Theory, Examples & Exercises
- Constrained ordination
I developed a simple interactive online tool visualizing the use of all unconstrained ordination methods in
vegan package discussed on this website, using a set of example datasets (why?). Scroll down for a short manual how to use the app.
The app comes with two parts: clickable input (where you can choose dataset, ordination method, transformation etc.), and then the output (ordination diagram, reproducible R code and numerical output of analysis). At this screen, the input is above the output; if you open the app in the new window, the input is at the right and the output is in the main panel).
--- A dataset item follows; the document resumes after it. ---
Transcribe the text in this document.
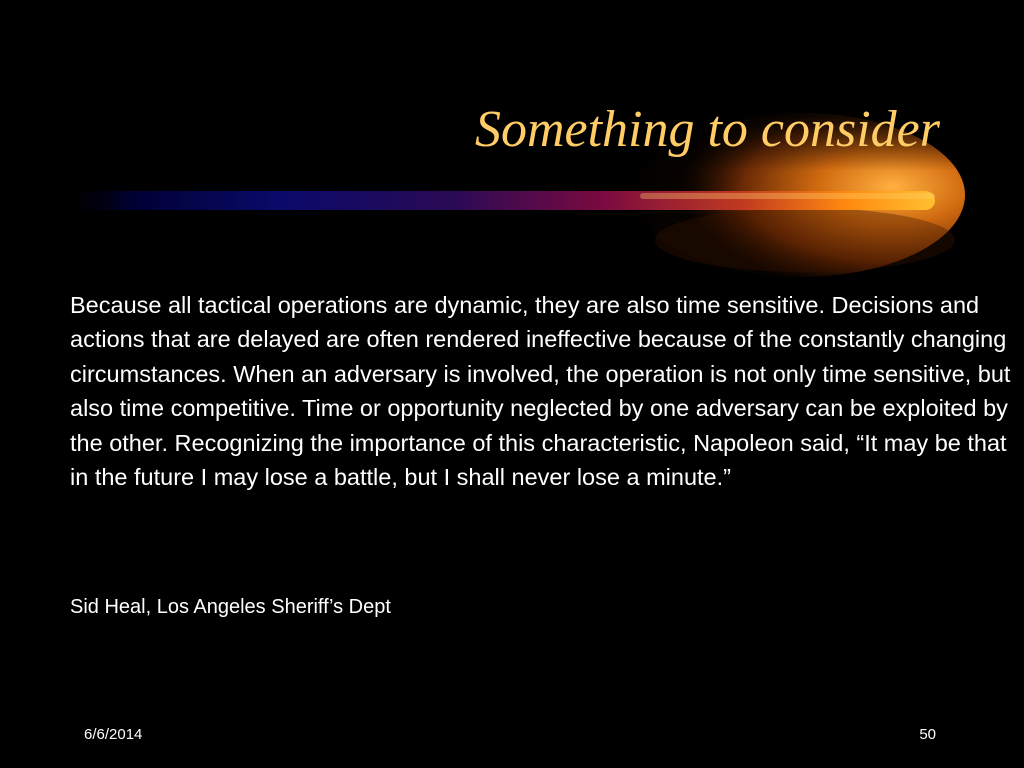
Something to consider

Because all tactical operations are dynamic, they are also time sensitive. Decisions and actions that are delayed are often rendered ineffective because of the constantly changing circumstances. When an adversary is involved, the operation is not only time sensitive, but also time competitive. Time or opportunity neglected by one adversary can be exploited by the other. Recognizing the importance of this characteristic, Napoleon said, “It may be that in the future I may lose a battle, but I shall never lose a minute.”

Sid Heal, Los Angeles Sheriff’s Dept
6/6/2014	50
Currently five example community datasets are provided. Vltava is rather heterogeneous forest vegetation dataset (sample across wide range of habitat conditions and forest types on the slopes of deep Vltava river valley). Grasslands is rather homogeneous grassland vegetation dataset representing narrow range of habitat conditions (acidophilous grasslands on shallow soils). Simul* datasets were generated artificially using simulation model, in which species response to one (simul1) or two (simul.short and simul.long) environmental gradients. Simul1 is the most heterogeneous dataset, structured by only a single “environmental” gradient, and is good to inspect the shape of artifacts it can produce in various ordination methods. Simul.short and simul.long are structured by two uncorrelated gradients (with gradient2 being shorter than gradient1); simul.short represents relatively homogeneous community (both gradients are rather short), while simul.long is highly heterogeneous.
Below the drop-down menu for selecting the dataset, the brief description together with the link to detailed online description appears. Click through to see what the dataset represents, and what is the meaning of groups and environmental variables (these appear in the ordination diagram if selected in the menu “Display in ordination diagram”).
Set of ordination methods is provided: PCA (linear method), CA and DCA (unimodal methods), tb-PCA (transformation-based PCA, with pre-transformation of species data by either Hellinger or chord distance sensu Legendre & Gallagher 2001), and PCoA with NMDS (distance-based methods, with several choices of distance coefficient). When tb-PCA is selected, another menu (Pre-transformation of data for tb-PCA) appears below, in which one may select the pre-transformation method for the compositional data. When PCoA or NMDS are selected, Distance index for PCoA menu will appear, offering several distance indices which are first applied on compositional data before PCoA or NMDS are calculated.
Some datasets may need to transform the data; e.g. vltava and grasslands contains percentage species estimations with strongly right-skewed distribution and species with high cover will have too high influence in the analysis. Transformation of species data is a way how to reduce this effect.
Choose items to be displayed in the ordination diagram. Groups refer to classification of samples into several clusters (the method of classification differs among datasets, e.g. cluster analysis in case of vltava dataset, or manual classification into vegetation associations in case of grasslands dataset). Ordispider and ordihull are yet other methods how to visualize groups of samples. Envfit fits selected environmental variables onto ordination diagram using multiple regression; you can choose between displaying all environmental variables or just those which are significant (the significance here is considered without correcting for multiple testing issue). Numerical results of envfit could be checked at the bottom window in the main panel.
Contains ordination diagram and R output (set of functions which can be used to draw the diagram). Below the box with R functions is result of ordination (object ‘’ordi’’), and in case that ‘’envfit’’ option was selected in “Display in ordination diagram” option, another box reporting the results of environmental variables fitting will appear.
Note one difference: the color palette in the application is modified (it is not using the standard colors, but colors from palette “Set1” in “RColorBrewer”). This is why the ordination diagram reproduced by the provided R script will appear in different colors.